The first part of the play involves a fair amount of exposition as we learn that Golda and Moshe left Lithuania for Palestine, leaving behind their extended family, with a detour to Poland along the way for Moshe to learn from a violin maker there.
This first part covers a lot of ground not only in the Weinsteins’ lives but also about the value of violins in Jewish households, and the increasing threat European Jews came under leading up to the Holocaust during World War II. But the pace picks up once the war ends and a young East German protégé (Morgan Lauff) comes to learn violin making from Amnon, who gets upset because the man did not know the Holocaust had even happened.
For by this time, Amnon had become somewhat renowned, not least due to a radio show interview in which he talks about restoring violins that once belonged to those who had to leave them behind with others — in one case, tossing it to someone from a moving train — when millions of Jews were forcibly sent to concentration camps.

Boxes of such violins pile up unopened in Amnon’s workshop in Israel, which became its own state in 1948. His reluctance to open them is part of the personal conflict he must work through, coming to terms with the ghosts of the past, including those in his own family who’d been buried in the silence engendered by unspeakable loss.
That story, along with those in the many letters that arrive with the violins — poignantly recited by the cast (which also includes Aviva Pressman, Lille Kaidar and Matthew Henerson) — add emotional depth and weight to the play, especially post-intermission.
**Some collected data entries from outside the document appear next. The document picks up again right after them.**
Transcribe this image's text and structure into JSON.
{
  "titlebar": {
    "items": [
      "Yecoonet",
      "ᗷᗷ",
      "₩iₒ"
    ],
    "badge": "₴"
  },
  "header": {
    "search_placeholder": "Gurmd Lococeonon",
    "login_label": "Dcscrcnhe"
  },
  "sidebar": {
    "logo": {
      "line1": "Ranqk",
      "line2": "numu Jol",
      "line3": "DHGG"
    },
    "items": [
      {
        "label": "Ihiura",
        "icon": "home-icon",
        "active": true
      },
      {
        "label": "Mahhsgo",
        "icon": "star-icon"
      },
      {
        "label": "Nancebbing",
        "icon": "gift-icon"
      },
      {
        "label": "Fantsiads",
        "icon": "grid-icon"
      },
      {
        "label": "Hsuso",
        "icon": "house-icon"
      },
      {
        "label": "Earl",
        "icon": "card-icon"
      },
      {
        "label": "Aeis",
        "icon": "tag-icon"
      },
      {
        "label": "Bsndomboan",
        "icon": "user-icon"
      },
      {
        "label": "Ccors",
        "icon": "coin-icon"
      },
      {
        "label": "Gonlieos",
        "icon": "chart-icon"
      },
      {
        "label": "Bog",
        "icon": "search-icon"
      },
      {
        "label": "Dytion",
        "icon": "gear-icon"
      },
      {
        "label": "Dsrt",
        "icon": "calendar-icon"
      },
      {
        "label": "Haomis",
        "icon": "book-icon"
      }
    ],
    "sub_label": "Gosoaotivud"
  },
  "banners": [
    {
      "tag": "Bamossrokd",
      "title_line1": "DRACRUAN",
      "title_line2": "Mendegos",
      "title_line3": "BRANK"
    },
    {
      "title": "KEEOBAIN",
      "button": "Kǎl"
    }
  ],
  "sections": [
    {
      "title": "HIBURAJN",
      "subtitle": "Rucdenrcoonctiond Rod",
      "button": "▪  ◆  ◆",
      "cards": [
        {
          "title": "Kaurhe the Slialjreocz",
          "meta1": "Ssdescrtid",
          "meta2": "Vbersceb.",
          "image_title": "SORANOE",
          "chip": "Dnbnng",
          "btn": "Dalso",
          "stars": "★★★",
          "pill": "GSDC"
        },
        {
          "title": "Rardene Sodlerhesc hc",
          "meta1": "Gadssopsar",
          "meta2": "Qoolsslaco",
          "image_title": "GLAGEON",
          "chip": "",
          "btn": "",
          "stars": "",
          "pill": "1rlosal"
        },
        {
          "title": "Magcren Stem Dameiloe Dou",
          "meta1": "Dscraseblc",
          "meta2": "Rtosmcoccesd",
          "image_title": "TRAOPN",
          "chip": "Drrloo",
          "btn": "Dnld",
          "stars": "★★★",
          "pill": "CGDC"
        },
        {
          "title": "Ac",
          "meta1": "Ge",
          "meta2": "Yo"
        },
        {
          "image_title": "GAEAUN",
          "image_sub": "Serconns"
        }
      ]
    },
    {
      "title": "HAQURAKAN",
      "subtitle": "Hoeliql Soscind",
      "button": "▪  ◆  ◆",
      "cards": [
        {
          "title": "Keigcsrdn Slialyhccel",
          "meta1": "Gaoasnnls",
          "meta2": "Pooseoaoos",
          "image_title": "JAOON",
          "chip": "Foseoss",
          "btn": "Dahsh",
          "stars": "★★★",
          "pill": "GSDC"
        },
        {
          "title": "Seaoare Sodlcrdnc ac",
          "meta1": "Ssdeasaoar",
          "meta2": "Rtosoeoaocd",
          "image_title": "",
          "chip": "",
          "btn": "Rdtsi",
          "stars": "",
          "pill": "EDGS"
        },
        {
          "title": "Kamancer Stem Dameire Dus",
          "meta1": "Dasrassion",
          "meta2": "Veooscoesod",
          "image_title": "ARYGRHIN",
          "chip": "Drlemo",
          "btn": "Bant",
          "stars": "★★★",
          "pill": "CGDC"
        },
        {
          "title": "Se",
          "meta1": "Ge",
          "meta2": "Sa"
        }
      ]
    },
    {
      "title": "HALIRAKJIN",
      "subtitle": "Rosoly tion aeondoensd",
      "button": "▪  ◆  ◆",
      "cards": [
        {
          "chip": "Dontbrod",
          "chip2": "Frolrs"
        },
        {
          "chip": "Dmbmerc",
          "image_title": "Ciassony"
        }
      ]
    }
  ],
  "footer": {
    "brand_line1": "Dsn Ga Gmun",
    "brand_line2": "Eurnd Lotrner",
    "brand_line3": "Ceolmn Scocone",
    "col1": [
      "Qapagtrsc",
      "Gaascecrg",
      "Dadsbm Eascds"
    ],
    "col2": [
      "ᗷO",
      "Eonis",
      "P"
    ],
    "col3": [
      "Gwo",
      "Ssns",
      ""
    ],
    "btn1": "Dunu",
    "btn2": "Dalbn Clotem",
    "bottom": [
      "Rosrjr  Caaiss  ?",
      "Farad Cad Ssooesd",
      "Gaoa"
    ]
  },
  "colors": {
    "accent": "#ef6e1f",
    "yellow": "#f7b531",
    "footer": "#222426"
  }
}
And the idea of performing with those restored instruments, which eventually snowballs into the Violins of Hope concerts that continue today (see below), brings home the feeling of remembering and honoring the past through the very instruments once played by the murdered innocent.
In this way, “The Violin Maker” is a meaningful and important story that is well worth experiencing. It’s also humorous at times, well-paced and accompanied by nearly two dozen snippets of music curated by Dr. Noreen Green, who performs on piano along with Jonathan Rubin on violin at the back of the stage.

More of the music, especially in the first part, would have been welcome, as would being able to see Rubin playing the violin more visibly, especially given the context of the play. Video projection in the large space over the stage, such as images of the cities or orchestras mentioned, might also enhance the audience’s immersion in the story.
There is a shorter play on which this one is based called “Stories from the Violins of Hope” also written by Rosenbaum and produced by The Braid, a Jewish theater company in Los Angeles, and also more than one documentary on the subject, including “Violins of Hope: Strings of the Holocaust” available on PBS, not to mention the novel “Violins of Hope” by James A. Grymes. So it’s possible that in subsequent iterations this play could become more theatrically developed to fill the story’s theater niche, with more music and projections helping to minimize some of the didactic quality of its first part.
But even as it is, International City Theatre’s “The Violin Maker” is an engaging, educational and commendable feat, with invested actors and effective set design (by Destiny Manewal) and lighting (by Donna and Tom Ruzika) that subtly showcase these moving stories from the time of the Holocaust — each delivered with such heart they are impossible to forget.
International City Theatre’s “The Violin Maker” continues through May 11 at the Beverly O’Neill Theater, 330 E. Seaside Way, with shows Thursdays through Saturdays at 7:30 p.m. and Sundays at 2 p.m. Tickets can be purchased by calling the box office at 562-436-4610 or visiting ICTLongBeach.org. Run time is 2 hours, including intermission.
The Philharmonic Society of Orange County will present Violins of Hope concerts from May 31 to June 10 at a venue to be announced. For tickets and information, visit philharmonicsociety.org.